January 28, 2008
Bob, Jim: actually, I wasn’t quite as surprised as I thought I might be. Depressed, but not all that surprised.
However, the position in the UK is rather different. For starters, our abortion rate is much lower than in the US (though still appallingly high: around 190,000 a year), and studies have indicated that abortion is more common in affluent areas than in areas of deprivation. There is little or no correlation between abortion rates and ethnicity, once deprivation is taken into account. (Source: pp. 10ff. of this 2004 report from the Joseph Rowntree Foundation (PDF).)
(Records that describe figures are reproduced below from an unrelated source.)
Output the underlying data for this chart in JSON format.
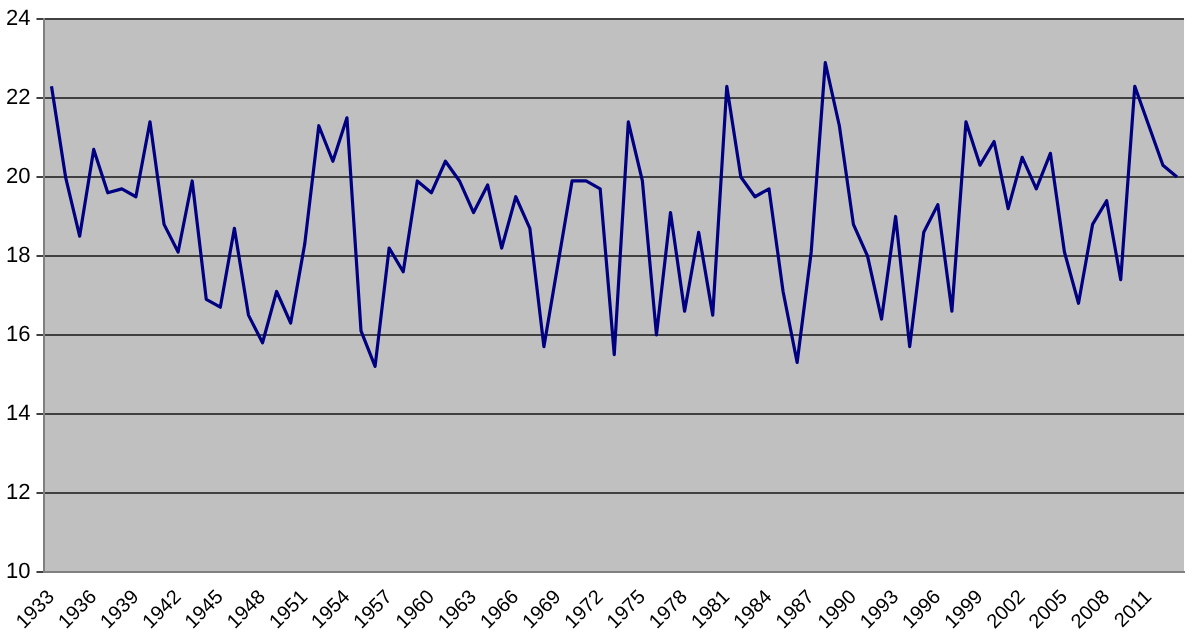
{
  "chart_data": {
    "type": "line",
    "categories": [
      "1933",
      null,
      null,
      "1936",
      null,
      null,
      "1939",
      null,
      null,
      "1942",
      null,
      null,
      "1945",
      null,
      null,
      "1948",
      null,
      null,
      "1951",
      null,
      null,
      "1954",
      null,
      null,
      "1957",
      null,
      null,
      "1960",
      null,
      null,
      "1963",
      null,
      null,
      "1966",
      null,
      null,
      "1969",
      null,
      null,
      "1972",
      null,
      null,
      "1975",
      null,
      null,
      "1978",
      null,
      null,
      "1981",
      null,
      null,
      "1984",
      null,
      null,
      "1987",
      null,
      null,
      "1990",
      null,
      null,
      "1993",
      null,
      null,
      "1996",
      null,
      null,
      "1999",
      null,
      null,
      "2002",
      null,
      null,
      "2005",
      null,
      null,
      "2008",
      null,
      null,
      "2011",
      null,
      null
    ],
    "series": [
      {
        "color": "#000080",
        "values": [
          22.3,
          20.0,
          18.5,
          20.7,
          19.6,
          19.7,
          19.5,
          21.4,
          18.8,
          18.1,
          19.9,
          16.9,
          16.7,
          18.7,
          16.5,
          15.8,
          17.1,
          16.3,
          18.3,
          21.3,
          20.4,
          21.5,
          16.1,
          15.2,
          18.2,
          17.6,
          19.9,
          19.6,
          20.4,
          19.9,
          19.1,
          19.8,
          18.2,
          19.5,
          18.7,
          15.7,
          17.8,
          19.9,
          19.9,
          19.7,
          15.5,
          21.4,
          19.9,
          16.0,
          19.1,
          16.6,
          18.6,
          16.5,
          22.3,
          20.0,
          19.5,
          19.7,
          17.1,
          15.3,
          18.1,
          22.9,
          21.3,
          18.8,
          18.0,
          16.4,
          19.0,
          15.7,
          18.6,
          19.3,
          16.6,
          21.4,
          20.3,
          20.9,
          19.2,
          20.5,
          19.7,
          20.6,
          18.1,
          16.8,
          18.8,
          19.4,
          17.4,
          22.3,
          21.3,
          20.3,
          20.0
        ]
      }
    ],
    "ylim": [
      10,
      24
    ],
    "yticks": [
      10,
      12,
      14,
      16,
      18,
      20,
      22,
      24
    ],
    "grid": "y",
    "marker": "none",
    "line_style": "solid",
    "legend": false
  }
}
That certainly fits with my (unscientific and limited) perception of the situation. If you come to the UK, if you see a teenage mother pushing a pram then she will almost certainly come from a lower-income bracket (and in the places where I live and work, it’s equally likely she’ll be white). As a general rule, “nice middle-class girls” don’t have babies. There’s a reason for that.
This then leads to an interesting question: why (speaking in wild generalities) do poor women in the US abort their babies, while poor women in the UK give birth to them?
Michael: I am as unimpressed by the Roman Catholic sheep-stealing apologetics movement as anyone else. But the argument of that RefCath post seems to be, “Catholic apologetics is a really bad thing, therefore Protestants should be doing it as well”.
The reason why evangelicals don’t generally engage in “Protestant apologetics” directed toward Roman Catholics is simple: those evangelicals who might be minded to do so tend to see RCs as non-Christians in need of evangelism, rather than as “separated brethren” who need to join the True Church®.
Plus, RC apologists are just responding to a market need. If large swathes of evangelicalism weren’t so spiritually dessicated, the message of the RC apologists wouldn’t have such traction for a certain type of frustrated evangelical.